O jornal Folha de São Paulo publicou ontem o seguinte artigo de Janio de Freitas:
ESTA NÃO É A GUERRA METICULOSA CONTRA O INIMIGO DECLARADO; É O USO MILITAR SEM O FUNDAMENTO MILITAR
“O festival israelense de ontem fez mais do que bombardear a sede da ONU em Gaza e o hospital da região. Com isso, tornou incontestável, em definitivo, que o seu ataque não tem uma tática militar, nem é verdade que se oriente por serviço de informação e que a população civil proporcione escudo aos selecionados alvos dos israelenses.
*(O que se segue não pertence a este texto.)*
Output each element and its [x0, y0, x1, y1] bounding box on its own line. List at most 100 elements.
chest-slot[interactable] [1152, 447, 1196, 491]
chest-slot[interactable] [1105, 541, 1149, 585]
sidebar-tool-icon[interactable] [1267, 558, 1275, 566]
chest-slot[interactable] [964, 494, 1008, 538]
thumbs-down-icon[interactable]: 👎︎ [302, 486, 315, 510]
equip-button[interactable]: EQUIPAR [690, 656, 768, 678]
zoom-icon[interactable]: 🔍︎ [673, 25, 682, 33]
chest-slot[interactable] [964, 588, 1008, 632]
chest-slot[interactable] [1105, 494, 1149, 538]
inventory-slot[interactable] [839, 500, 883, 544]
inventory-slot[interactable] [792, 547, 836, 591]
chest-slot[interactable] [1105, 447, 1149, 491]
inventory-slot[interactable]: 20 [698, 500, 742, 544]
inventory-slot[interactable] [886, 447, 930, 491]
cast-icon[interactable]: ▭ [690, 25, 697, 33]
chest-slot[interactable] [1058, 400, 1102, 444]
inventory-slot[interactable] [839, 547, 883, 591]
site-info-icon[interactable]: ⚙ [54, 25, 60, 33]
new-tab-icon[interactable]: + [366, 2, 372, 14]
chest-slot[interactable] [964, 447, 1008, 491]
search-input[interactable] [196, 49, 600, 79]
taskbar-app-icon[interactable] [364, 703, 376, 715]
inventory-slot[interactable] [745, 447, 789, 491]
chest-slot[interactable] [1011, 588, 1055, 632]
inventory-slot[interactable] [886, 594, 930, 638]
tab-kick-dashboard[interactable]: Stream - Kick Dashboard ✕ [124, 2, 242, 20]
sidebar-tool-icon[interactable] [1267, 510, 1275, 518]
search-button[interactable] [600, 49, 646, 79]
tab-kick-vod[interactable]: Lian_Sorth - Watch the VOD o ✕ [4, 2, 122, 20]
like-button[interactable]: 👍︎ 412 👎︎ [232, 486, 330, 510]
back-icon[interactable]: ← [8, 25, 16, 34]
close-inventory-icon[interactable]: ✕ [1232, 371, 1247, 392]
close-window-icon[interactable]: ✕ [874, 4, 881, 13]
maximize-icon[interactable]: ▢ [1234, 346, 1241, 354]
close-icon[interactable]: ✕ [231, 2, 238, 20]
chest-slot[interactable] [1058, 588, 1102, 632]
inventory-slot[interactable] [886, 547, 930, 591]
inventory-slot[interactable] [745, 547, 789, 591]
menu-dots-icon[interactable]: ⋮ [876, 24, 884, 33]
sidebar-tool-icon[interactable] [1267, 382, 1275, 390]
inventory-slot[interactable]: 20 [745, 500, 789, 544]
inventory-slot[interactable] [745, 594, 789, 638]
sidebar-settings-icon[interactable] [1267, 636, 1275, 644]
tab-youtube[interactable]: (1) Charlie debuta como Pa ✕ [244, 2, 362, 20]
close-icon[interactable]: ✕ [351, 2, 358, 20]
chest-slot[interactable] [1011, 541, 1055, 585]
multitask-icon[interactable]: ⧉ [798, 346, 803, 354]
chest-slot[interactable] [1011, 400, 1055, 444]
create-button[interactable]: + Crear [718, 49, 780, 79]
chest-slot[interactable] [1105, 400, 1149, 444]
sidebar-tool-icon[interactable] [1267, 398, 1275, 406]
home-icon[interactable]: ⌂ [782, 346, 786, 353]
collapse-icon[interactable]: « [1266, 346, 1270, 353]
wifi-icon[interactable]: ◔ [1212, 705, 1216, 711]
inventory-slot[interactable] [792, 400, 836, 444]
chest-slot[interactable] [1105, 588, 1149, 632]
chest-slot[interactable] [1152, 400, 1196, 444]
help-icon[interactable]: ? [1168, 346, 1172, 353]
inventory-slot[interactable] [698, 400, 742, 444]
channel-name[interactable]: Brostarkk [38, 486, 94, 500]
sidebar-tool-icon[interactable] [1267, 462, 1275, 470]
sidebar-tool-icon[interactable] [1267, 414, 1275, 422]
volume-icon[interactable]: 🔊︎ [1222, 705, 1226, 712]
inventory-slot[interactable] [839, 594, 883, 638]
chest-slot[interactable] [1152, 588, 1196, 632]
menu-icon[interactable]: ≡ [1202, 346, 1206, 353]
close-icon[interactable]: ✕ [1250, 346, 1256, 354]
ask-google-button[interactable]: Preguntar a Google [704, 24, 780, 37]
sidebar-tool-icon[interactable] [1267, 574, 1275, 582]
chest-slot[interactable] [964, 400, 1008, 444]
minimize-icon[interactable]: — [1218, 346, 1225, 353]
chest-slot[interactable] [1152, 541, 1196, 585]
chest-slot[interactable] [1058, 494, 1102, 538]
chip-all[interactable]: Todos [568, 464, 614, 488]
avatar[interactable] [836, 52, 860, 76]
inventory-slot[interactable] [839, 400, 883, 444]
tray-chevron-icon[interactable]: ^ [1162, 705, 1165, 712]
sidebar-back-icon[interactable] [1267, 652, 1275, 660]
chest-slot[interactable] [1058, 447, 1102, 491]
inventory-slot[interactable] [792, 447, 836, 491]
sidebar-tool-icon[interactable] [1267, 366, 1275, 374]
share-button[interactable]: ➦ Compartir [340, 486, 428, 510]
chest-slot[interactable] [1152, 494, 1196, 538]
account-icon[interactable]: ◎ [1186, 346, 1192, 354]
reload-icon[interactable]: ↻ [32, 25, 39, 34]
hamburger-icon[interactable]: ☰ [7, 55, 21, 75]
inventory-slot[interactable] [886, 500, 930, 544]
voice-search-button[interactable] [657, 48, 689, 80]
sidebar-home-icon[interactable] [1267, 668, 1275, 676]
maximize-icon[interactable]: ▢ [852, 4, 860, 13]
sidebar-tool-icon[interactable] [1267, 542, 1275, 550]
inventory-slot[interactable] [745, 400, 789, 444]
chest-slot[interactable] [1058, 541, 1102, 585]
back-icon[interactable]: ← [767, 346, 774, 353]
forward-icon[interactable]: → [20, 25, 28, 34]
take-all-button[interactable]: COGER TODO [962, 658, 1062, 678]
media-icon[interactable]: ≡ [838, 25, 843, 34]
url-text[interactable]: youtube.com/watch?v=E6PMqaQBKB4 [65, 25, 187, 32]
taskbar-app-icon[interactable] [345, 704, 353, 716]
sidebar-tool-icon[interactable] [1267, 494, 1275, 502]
É outra a certeza: o bombardeio israelense é a esmo e a granel.
Assim se explicam as bombas e a artilharia que resultam em adversidades políticas para os próprios israelenses, como os ataques à ONU, e a massa de vítimas não-combatentes com que o governo de Israel empilha já mais de mil mortos e de 5.000 feridos -nos dois monturos, um terço de crianças.
Diante desses efeitos, é fácil alegar que ativistas do Hamas protegem-se em locais comuns, e pronto. Na direção de caminhões sob bandeira da ONU e com mantimentos? Nas escolas da ONU em que mais de cem se refugiavam dos bombardeios? Bem, neste caso, o governo de Israel, com presteza e energia, acusou o noticiário de mentir: "não houve o ataque".
Comprovados 43 corpos e as ruínas que os envolviam, o ataque passou a existir, mas porque "ativistas do Hamas estavam nas escolas". Quatro dias depois, a contestação persistente da ONU obtém algo novo do governo israelense: "Foi um erro, de fato não havia presença do Hamas nas escolas, Israel fará um pedido de desculpas à ONU".
Bombardeio à universidade, ao cemitério, ambulâncias alvejadas? O ataque desatinado, e com mortes, de tanques contra um prédio ocupado por soldados do próprio Exército israelense? Até bombas jogadas do outro lado da fronteira, em solo do Egito de relações amigáveis com Israel?
Não é a guerra meticulosa contra o inimigo declarado. É o bombardeio a esmo e a granel. É o extermínio sem alvo, é o uso militar sem o fundamento militar.
A satisfação dada pelos israelenses à reação ao morticínio da população palestina traz, também, uma contribuição complementar à compreensão das ações em Gaza. Vários artigos têm louvado a "atitude humanitária" que é o aviso (ocasional) de bairros e áreas que, sujeitos a próximos bombardeios extensivos, os moradores devem abandonar.
Se a população em geral tem sido vitimada porque "o Hamas a utiliza como escudo", é claro que os ativistas fogem com os moradores. E, portanto, o bombardeio não se fará para atingir ativistas localizados por serviços de informação e tecnologia. Sua única finalidade possível é reduzir bairros e outras áreas a ruínas.
A lembrança deixada pela guerra de Israel no Líbano, em 2006, contra o Hizbollah, leva a concluir que a ação israelense atual continua o mesmo gênero daquela. A diferença está nos adversários, o Hamas muito fraco em todos os sentidos e o Hizbollah em condições de fazer com que, em Israel, a investida no Líbano seja vista como um insucesso dos militares israelenses.
Nada a ver agora, porém, com desproporção, este conceito que tantos confessam ignorar.
Mas não se perderão por isso. Basta que, bons sionistas, retomem a Bíblia e passem os olhos na lenda de Davi e Golias. É a mais bem-sucedida imagem de desproporção de forças, e inquestionável, para esses leitores, por ser uma lição hebreia. Cuidado, porém.
Nada de interpretações além do mais simples, para não chegar a coisas como a vitória do mais fraco e seus possíveis ensinamentos bíblicos. Ficar com a mortandade a esmo e a granel é mais cômodo”.